I think it's kind of sad they made those nice looking parks that are nearly completely empty in every photo in the article.
It's a thing in architectural photography. They take the pictures very early in the morning or during work hours so they can avoid humans in their pictures. It has been going slightly out of fashion during the last decade, but it still the mainstream convention. To me it seems impractical, since you want to know how an urban development or a building works.
Typically the busiest times for urban/suburban parks is morning where people are running, or late afternoon/early evening when people are relaxing after school/work. It is not difficult to get empty pictures, even in very dense areas. I know because I'm good at it. I am not a photographer, but at architecture school, we were encouraged to show our slides, and those that were empty and with interesting lighting were highly prized.
posted by mumimor at 4:48 AM on July 17 [3 favorites]


I live close to Letchworth Garden City and not too far from Welwyn Garden City, and they are both lovely places. Both are very good places for commuting into London, which is not irrelevant to the discussion.

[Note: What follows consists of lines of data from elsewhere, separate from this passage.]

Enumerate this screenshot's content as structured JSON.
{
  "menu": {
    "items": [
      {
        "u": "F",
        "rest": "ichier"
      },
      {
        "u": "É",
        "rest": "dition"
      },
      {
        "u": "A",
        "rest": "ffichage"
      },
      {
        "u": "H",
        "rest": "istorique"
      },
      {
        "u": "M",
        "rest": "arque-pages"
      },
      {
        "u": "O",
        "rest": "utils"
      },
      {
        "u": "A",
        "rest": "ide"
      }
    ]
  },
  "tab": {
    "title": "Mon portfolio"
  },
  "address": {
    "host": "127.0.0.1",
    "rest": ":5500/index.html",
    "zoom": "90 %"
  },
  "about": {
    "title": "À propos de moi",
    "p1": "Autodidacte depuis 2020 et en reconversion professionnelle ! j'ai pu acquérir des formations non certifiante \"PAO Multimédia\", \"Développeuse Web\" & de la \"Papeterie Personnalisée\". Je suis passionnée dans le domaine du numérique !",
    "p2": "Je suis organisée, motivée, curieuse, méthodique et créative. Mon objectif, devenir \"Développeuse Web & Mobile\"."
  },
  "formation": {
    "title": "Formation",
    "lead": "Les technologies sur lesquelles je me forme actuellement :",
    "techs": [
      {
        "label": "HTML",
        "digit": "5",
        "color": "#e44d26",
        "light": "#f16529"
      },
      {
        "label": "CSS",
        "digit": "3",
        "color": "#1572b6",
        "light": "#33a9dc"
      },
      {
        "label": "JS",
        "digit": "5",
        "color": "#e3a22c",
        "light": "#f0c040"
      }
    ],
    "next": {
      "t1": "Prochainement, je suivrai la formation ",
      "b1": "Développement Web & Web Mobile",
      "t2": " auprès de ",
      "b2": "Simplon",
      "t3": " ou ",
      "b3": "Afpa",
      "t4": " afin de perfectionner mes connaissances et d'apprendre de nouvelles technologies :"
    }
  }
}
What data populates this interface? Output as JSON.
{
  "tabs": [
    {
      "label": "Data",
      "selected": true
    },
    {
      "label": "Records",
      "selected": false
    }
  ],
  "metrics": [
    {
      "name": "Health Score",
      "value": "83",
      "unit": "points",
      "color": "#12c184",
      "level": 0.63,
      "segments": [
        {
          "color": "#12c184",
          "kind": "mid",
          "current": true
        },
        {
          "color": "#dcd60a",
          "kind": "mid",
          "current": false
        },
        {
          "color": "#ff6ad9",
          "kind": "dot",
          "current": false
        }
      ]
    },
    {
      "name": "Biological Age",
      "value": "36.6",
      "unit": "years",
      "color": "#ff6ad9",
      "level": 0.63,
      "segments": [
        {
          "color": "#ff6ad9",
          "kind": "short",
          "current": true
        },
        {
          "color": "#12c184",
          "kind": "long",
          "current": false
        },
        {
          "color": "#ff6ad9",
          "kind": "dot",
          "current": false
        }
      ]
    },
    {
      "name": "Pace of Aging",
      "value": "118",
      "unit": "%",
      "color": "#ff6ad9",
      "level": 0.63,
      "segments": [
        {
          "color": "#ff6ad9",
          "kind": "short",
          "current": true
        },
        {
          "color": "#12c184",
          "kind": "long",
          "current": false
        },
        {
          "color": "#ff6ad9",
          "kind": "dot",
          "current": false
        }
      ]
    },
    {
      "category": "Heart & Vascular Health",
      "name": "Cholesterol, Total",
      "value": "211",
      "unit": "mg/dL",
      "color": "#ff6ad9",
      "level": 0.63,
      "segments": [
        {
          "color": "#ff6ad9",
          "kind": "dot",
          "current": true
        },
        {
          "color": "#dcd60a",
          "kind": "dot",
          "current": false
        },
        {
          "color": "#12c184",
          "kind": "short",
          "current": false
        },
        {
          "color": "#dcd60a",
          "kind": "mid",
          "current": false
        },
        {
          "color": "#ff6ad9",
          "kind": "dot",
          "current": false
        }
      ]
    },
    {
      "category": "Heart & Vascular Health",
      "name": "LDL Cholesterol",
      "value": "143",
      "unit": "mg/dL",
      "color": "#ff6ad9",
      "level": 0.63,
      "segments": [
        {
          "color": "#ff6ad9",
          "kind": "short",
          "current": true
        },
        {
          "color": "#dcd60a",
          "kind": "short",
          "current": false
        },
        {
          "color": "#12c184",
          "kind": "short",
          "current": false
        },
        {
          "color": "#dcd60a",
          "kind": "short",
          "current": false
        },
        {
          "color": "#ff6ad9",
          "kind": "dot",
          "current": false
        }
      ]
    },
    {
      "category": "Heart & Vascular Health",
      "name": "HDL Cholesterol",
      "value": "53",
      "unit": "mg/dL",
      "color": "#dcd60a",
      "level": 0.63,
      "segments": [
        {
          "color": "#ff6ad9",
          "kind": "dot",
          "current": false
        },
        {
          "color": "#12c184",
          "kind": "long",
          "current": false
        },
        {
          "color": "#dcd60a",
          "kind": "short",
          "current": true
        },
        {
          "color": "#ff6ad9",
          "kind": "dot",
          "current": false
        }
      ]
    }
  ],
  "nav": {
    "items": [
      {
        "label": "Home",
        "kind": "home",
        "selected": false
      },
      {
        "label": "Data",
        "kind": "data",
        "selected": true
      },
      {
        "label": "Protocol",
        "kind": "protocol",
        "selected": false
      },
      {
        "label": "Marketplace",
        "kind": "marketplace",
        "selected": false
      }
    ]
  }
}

What both have is a really lovely, walkable town centre based on parks and broad avenues. This makes them fantastic to visit, especially if arriving by train, because all the main stuff is right there: shops, cafes, cinema, space. Given the house prices, a lot of people must like living there too, (but remember: fast trains direct to London would push up prices even in a toxic swamp).

Anyway, if you want the counter argument, here is (as ever) Jonathan Meades on Letchworth.

And if you want the theme song, here's Little Howard, also on Letchworth.
posted by YoungStencil at 9:52 AM on July 17


Thanks for posting this-- I hadn't come across The Death and Life of Great American Cities before!
posted by travertina at 10:29 AM on July 17


travertina - Of course you can go read the book but just FYI it was via fellow mefite zompist's website that I first learned about Jane Jacobs, many years ago, and I think it's still a great summary of the main points of the book.
posted by Wretch729 at 2:28 PM on July 17 [1 favorite]


I've been thinking along these lines while touring smaller centres recently. I was planning on googling "garden planet." This thread pushed me to do so, and I found this.

I have read that the greatest fears of human beings are the fear of death and the fear of nature. It seems that the idea of a universal garden is one way to overcome these fears simultaneously.